If you use containers that aren’t transparent, be sure to label them clearly — or take it a step further and label each with a photo of the objects inside. (Instant cameras are ideal for this.)
4. Group by task. I think of this as the first-aid kit phenomenon: When you need a Band-Aid, you may also need some antibiotic ointment, maybe some tweezers to remove a splinter, and a gauze pad; in a first-aid kit, everything you need to complete the task of caring for your injury is conveniently located in one place.
When you’re organizing your stuff, remember this and group everything you need to complete a task in the same place.

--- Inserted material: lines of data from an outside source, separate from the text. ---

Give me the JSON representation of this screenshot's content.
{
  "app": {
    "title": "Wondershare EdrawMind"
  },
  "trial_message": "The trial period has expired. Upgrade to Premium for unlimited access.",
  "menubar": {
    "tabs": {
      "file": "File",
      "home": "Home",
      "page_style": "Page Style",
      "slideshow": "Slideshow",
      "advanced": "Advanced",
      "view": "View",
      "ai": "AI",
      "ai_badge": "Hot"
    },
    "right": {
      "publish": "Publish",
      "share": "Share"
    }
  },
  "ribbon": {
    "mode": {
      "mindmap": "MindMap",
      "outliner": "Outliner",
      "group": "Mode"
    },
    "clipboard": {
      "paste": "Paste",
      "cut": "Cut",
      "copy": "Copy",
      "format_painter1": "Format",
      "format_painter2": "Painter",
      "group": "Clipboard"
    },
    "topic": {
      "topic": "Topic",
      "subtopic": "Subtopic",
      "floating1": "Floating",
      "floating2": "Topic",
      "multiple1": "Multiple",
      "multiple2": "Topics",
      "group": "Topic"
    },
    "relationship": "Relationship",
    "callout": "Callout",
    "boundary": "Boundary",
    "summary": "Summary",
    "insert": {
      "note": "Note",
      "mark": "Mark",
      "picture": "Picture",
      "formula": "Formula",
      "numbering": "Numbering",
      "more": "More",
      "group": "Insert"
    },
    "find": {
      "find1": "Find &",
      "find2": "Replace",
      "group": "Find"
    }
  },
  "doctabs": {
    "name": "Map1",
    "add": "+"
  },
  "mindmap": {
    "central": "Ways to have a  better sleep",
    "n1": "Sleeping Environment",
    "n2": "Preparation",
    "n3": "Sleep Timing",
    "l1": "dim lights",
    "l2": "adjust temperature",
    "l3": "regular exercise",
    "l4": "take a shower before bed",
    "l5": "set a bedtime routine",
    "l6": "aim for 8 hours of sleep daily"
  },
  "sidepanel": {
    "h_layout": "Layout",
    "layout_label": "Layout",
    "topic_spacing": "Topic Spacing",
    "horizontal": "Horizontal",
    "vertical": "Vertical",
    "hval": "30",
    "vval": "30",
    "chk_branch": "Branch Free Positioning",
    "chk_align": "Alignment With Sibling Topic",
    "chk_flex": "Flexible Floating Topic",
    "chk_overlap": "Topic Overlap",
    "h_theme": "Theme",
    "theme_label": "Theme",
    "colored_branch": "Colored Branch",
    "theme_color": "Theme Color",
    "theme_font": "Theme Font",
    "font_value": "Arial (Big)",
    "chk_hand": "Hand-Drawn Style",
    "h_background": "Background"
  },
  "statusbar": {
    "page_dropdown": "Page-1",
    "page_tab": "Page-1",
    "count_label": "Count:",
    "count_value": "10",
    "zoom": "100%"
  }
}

For example, you could make one box for medications, another for spare office supplies, one for holiday cookie cutters and sprinkles, and so on. Labeled shoebox-size boxes (like the ones shown here) work well for grouping small items together.
5. Subdivide and conquer. Wide-open drawers are an invitation to clutter. Anytime you have a drawer where you’ll be storing small items, use a drawer organizer. Use them for cutlery in the kitchen, office supplies in your desk, small and useful household items in your junk drawer, and daily essentials (sunglasses, keys) in a drawer near the entry.
6. Go vertical. What happens when you go for something at the bottom of a pile? That’s right, it topples.
Avoid this organizing nightmare and go vertical instead. Use shelf risers to increase cabinet capacity, store sheet pans and trays in a vertical holder, and use wall-mounted holders to store brooms and mops so they won’t tip over.
7. Choose the right container for the job. It can be heartbreaking to find that some of your most precious items – old family photographs, Grandma’s wedding gown – have been ruined thanks to improper storage.
Take preventative measures by choosing the right storage container for the job. Photographs and paper memorabilia should be stored in acid-free containers or albums, and textiles should be kept in breathable storage boxes or bags designed for that purpose.
8. Store heavy items down low. You should never have to balance on a stepladder while trying to lift something heavy.
Keep heavy items at or below waist height, including boxes, kitchen equipment (those dutch ovens and stand mixers weigh a ton!) and anything else that takes some real effort to lift.
And if you live in earthquake country, this is doubly important: You don’t want heavy items falling out of high cupboards and landing on someone’s head.